The Day That Changed Me…Forever

A warning to my Mom and Dad (who read this blog)…this might be hard for you to see.  I have so much to be happy about and look forward to in this IVF journey, but there is a part of me that I feel compelled to share first.

I remember every detail of that day as if it has been etched into my mind, and my soul, for the rest of my life…

We already knew that we lost the baby.  That we found out on the day before my birthday.  For some reason my OBGYN didn’t schedule the DNC until 3-4 days later.  At the time I didn’t think twice, I was so numb.

You would think learning we lost the baby would have been the the day that changed me, but it wasn’t.  We had already lost 2.  I knew something was wrong because the severe pain in my chest vanished.  Then…spotting.  When I went to the doctor the heartbeat that was so strong at our last visit vanished as well.  I cried, and hid in the changing room.  After that it was business as usual.  We had been through this already…the pain wasn’t anything new for us.

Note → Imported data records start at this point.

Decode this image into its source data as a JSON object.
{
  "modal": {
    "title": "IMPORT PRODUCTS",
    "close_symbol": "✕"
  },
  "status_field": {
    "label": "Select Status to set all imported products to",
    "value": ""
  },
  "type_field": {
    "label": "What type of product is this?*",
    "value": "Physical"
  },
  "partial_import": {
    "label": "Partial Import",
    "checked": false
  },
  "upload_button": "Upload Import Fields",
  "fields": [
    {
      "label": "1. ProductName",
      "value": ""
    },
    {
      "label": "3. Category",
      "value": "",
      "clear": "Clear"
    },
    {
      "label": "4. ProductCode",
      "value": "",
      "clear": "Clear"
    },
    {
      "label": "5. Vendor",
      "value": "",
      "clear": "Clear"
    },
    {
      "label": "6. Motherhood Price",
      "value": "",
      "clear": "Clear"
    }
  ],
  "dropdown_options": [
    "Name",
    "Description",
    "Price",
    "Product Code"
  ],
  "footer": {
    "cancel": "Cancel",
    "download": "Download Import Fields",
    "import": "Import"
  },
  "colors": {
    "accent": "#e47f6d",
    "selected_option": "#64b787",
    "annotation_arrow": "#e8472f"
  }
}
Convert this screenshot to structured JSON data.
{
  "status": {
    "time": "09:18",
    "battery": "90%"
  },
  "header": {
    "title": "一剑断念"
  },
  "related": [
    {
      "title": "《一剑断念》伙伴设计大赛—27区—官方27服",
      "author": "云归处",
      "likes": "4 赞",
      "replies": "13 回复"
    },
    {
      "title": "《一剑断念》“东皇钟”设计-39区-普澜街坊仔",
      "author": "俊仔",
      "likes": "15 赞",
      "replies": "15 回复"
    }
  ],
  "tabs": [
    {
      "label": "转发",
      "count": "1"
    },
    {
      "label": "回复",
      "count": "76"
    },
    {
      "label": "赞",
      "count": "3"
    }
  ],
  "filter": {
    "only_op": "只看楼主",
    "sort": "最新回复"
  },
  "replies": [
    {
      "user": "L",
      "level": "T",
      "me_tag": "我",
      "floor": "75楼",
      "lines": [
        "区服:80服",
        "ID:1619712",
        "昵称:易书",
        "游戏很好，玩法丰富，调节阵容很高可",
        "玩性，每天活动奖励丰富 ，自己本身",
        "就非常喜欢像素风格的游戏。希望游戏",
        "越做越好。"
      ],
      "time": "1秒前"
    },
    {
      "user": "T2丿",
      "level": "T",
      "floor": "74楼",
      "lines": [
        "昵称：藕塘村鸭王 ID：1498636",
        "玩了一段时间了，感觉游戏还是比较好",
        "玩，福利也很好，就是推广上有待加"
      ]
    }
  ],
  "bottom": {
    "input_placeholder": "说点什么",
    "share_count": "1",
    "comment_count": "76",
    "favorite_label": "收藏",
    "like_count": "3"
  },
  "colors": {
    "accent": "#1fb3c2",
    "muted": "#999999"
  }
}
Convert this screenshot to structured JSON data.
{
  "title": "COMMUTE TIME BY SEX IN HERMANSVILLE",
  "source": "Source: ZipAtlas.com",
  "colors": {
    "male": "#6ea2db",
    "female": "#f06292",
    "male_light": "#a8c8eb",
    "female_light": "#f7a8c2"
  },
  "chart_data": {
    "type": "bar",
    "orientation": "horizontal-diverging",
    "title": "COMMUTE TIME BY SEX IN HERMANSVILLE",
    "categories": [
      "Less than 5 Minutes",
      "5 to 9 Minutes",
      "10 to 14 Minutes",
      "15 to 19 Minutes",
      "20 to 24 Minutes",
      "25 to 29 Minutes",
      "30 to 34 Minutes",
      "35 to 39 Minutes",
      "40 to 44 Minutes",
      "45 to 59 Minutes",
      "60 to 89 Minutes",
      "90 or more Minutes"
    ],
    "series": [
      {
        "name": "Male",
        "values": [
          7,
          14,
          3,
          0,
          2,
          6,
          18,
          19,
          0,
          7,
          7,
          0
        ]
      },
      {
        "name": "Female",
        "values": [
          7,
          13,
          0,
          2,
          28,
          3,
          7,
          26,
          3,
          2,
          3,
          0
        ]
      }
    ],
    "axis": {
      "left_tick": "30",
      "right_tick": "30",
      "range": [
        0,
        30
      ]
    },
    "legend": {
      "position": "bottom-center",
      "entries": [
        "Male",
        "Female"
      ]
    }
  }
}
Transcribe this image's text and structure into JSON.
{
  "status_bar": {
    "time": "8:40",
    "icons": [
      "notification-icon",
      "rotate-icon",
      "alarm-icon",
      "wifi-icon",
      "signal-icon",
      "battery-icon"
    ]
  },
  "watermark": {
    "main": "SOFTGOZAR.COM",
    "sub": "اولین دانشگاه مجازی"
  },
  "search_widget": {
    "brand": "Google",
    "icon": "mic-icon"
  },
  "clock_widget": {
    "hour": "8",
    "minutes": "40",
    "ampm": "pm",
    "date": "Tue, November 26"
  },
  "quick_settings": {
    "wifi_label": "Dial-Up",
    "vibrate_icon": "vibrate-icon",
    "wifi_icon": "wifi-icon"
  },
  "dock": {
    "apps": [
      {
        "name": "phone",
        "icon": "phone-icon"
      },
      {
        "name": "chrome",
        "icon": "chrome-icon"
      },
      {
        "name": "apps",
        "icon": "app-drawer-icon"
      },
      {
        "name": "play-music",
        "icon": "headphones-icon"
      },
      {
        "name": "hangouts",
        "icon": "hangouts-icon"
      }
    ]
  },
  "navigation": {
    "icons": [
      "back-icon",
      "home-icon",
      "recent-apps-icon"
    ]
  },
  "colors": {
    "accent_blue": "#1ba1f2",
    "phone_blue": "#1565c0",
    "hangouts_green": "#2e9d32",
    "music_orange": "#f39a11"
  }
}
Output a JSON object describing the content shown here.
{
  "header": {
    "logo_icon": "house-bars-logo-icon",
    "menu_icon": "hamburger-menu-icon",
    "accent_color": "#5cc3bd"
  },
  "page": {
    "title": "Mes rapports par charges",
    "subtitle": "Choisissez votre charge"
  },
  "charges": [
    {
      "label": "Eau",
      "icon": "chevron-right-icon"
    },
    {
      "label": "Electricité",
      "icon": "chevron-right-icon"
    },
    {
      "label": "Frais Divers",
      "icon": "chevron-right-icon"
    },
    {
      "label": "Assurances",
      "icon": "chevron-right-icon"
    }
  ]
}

Then came the day…that day.  I had plans with my friend Alyssa to have some summer fun.  You see, we were both teachers at a charter school notorious for working teachers to the bone.  This summer we were going to live up the days we had earned with our blood, sweat, and tears during the school year.

We had plans…we were going to Six Flags.  I dragged myself out of bed and took one of my husband’s prescription strength ibuprofen pills.  The cramps were killing me.  I was unfamiliar with this sensation because the last time I lost a baby this far along the DNC happened immediately.  The surgery for this loss wasn’t scheduled for another day.  You can imagine how dark it feels to walk around with the baby you love so much still inside of you, no longer “viable”.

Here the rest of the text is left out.